There’s not nearly as much to a major engagement as there is to a convoy scenario, but there are still a few changes in tactics and strategies one should be aware of. Chiefly the change in stacking limit can have an important impact on the construction of your navy, lessening the roles of other unit types.
The change in stacking limit is an important one – it allows one more ship in a sector, but has no effect on aircraft or submarines. Due to this, those units can become much less effective; try having a submarine breakthrough a group of three sub hunters, or aircraft attempt to overwhelm the defenses on a carrier, two escorts, and CAP fighters. In general, the Major Engagement favors combat between surface vessels. While submarines and aircraft have their role, it is much less than that of a standard engagement.

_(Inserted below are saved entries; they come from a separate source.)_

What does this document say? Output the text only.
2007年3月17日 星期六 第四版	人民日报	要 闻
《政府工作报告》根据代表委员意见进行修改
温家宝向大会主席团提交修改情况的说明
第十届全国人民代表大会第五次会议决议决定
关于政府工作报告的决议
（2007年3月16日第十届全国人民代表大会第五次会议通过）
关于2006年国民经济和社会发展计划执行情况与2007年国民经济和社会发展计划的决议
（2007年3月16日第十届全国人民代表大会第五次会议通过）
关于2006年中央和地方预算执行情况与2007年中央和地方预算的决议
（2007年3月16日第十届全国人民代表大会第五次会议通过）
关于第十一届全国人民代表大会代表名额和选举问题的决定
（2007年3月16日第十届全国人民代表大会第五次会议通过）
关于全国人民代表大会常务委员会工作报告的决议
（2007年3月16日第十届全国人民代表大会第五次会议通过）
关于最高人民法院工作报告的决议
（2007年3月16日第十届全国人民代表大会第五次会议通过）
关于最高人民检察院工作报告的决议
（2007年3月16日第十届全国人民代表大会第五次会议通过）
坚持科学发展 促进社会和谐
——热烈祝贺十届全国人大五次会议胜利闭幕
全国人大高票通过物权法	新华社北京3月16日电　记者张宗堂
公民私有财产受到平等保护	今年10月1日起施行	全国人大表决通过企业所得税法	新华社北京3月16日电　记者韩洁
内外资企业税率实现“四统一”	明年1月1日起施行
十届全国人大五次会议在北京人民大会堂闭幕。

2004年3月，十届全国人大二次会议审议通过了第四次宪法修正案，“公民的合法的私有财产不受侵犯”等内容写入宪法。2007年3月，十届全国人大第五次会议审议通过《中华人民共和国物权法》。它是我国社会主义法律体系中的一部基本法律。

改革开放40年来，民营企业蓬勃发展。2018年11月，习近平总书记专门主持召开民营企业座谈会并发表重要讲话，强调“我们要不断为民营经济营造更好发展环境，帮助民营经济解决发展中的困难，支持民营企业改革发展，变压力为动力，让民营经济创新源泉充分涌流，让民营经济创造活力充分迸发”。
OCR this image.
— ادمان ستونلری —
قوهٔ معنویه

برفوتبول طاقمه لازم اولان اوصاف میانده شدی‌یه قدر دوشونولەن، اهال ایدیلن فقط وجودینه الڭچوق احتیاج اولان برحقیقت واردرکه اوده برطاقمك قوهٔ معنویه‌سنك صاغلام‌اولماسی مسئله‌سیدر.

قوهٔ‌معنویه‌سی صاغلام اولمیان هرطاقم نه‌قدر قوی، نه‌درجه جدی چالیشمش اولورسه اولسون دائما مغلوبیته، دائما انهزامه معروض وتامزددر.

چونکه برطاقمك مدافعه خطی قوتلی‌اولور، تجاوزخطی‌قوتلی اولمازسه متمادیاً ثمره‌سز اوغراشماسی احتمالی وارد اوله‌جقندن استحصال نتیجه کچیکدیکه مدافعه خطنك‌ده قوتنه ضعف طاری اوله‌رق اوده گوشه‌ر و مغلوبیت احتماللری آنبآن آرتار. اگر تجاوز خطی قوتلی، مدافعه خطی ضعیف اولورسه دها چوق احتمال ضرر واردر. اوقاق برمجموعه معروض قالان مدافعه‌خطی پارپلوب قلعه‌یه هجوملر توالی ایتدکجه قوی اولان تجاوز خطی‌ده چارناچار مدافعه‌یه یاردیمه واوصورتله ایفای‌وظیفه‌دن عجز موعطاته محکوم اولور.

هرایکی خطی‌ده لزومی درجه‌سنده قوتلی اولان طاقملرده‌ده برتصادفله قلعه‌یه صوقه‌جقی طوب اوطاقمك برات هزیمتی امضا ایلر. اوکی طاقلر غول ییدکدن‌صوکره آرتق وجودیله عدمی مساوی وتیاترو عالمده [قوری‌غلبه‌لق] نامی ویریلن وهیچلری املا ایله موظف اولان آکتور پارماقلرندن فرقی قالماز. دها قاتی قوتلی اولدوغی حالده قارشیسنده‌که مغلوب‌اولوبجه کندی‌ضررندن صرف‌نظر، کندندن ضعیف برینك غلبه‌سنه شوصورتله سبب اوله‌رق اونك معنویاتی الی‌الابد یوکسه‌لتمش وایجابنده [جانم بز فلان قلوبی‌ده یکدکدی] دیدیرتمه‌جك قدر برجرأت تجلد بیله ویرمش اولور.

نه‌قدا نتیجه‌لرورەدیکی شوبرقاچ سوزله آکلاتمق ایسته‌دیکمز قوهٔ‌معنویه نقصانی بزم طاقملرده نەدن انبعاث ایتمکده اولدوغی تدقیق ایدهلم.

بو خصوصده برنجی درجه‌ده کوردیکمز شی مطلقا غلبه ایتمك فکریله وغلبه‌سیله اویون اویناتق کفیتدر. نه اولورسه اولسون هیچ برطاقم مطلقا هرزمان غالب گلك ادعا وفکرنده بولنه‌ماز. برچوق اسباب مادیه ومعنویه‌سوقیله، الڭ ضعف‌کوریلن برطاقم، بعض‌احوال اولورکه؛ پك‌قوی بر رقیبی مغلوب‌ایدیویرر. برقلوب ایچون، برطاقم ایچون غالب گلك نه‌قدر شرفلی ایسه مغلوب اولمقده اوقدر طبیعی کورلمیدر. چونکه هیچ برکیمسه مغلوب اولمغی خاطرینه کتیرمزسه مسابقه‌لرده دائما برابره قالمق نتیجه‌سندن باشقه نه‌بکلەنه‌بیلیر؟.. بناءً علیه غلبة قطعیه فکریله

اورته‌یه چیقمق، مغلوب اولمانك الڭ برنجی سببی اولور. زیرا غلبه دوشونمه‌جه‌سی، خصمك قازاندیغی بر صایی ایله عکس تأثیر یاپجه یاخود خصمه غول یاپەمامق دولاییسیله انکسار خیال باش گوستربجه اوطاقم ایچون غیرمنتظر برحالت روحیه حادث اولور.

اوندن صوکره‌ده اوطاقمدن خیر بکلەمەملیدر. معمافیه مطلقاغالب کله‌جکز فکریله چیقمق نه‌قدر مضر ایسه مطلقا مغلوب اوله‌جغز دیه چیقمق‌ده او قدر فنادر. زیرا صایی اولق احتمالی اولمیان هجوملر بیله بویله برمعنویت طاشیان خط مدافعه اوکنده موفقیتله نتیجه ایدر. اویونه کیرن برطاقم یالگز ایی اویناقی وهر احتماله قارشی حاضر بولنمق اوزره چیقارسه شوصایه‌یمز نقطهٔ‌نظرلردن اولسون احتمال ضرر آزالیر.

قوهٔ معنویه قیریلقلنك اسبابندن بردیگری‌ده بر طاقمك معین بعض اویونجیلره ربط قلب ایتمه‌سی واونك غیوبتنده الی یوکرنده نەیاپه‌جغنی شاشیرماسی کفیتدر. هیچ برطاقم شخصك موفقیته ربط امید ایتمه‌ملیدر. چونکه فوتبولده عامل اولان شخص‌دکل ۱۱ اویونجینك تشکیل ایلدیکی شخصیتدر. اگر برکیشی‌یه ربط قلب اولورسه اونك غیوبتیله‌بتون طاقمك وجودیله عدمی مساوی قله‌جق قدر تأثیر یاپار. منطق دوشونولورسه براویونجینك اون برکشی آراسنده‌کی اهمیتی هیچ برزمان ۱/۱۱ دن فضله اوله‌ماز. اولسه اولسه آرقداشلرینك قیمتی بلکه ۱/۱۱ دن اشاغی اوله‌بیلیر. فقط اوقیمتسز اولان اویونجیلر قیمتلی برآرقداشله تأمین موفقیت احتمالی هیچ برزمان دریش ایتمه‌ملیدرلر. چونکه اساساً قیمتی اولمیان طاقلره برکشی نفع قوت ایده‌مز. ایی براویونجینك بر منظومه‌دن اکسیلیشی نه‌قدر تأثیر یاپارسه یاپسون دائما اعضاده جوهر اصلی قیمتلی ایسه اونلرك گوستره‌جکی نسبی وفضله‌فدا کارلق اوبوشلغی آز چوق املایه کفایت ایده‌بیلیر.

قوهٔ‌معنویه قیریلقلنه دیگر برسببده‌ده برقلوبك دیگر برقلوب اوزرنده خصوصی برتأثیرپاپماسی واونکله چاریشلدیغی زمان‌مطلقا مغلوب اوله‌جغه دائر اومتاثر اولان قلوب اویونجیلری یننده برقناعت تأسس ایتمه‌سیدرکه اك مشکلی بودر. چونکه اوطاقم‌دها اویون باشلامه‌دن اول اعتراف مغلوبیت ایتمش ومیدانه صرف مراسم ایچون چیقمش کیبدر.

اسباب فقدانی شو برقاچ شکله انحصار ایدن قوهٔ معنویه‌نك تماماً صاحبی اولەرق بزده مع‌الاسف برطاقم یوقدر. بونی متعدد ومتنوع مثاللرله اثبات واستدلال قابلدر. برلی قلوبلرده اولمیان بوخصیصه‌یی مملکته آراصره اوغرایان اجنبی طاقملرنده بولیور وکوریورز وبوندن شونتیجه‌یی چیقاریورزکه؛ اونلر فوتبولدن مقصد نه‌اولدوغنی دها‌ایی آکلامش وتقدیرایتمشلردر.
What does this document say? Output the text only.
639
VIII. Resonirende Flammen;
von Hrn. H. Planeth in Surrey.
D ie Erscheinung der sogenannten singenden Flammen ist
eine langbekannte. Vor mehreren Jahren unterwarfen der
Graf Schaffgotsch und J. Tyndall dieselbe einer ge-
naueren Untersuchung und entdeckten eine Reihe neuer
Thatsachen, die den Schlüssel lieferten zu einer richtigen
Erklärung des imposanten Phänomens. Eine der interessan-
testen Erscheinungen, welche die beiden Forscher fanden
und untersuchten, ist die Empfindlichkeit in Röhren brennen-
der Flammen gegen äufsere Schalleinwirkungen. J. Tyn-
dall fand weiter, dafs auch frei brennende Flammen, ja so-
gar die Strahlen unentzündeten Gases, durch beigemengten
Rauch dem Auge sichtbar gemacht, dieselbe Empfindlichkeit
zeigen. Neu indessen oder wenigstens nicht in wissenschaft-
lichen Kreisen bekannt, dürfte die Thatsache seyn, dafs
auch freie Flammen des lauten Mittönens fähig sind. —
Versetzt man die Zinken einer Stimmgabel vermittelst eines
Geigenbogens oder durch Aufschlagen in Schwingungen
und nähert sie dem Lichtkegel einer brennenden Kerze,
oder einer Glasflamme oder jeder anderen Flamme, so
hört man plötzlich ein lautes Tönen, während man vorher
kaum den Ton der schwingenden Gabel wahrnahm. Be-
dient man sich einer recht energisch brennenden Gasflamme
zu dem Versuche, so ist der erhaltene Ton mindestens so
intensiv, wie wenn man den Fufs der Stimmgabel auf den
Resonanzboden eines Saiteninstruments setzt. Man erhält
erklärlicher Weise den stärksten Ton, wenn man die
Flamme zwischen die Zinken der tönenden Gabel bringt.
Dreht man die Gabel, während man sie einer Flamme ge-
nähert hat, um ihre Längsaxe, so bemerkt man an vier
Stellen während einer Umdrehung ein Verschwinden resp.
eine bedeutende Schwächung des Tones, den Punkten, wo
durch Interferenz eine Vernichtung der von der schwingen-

The casualty rate of aircraft in major engagements tends to be much higher than in a standard one. With your opponent able to field more ships in a sector you will lose planes to attrition, and eventually you will find them unable to penetrate your opponents’ defenses. A dedicated carrier fleet should have at least one more aircraft per carrier than you would normally have, and preferably organized in groups of four. Don’t make suicide runs against, for example, the USS Iowa and two Atlanta-class cruisers. Whittle down what you can, and only make suicidal attacks like that if you have no other choice.
While carriers are still not to be trifled with, Battleships tend to dominate these games. Unlike the standard engagement scenario there’s no single ship you can take to force your opponent to attack it. This can allow you to field a fleet of the less costly ships such ass the USS Tennessee or Kongo. Fleets will have to have ways to tangle with battleships, especially monsters like the USS Iowa and Yamato which are surely to be seen.
Major engagements are usually longer lasting affairs, with multiple gunnery duels between battleships while lesser ships run about. The loss of a single ship is usually much less important, while the positioning and maneuvering of the fleet can be vital in securing objectives, cutting off retreat. Attempt to cut the enemy force in half with submarines or powerful extended range units, and concentrate on one half.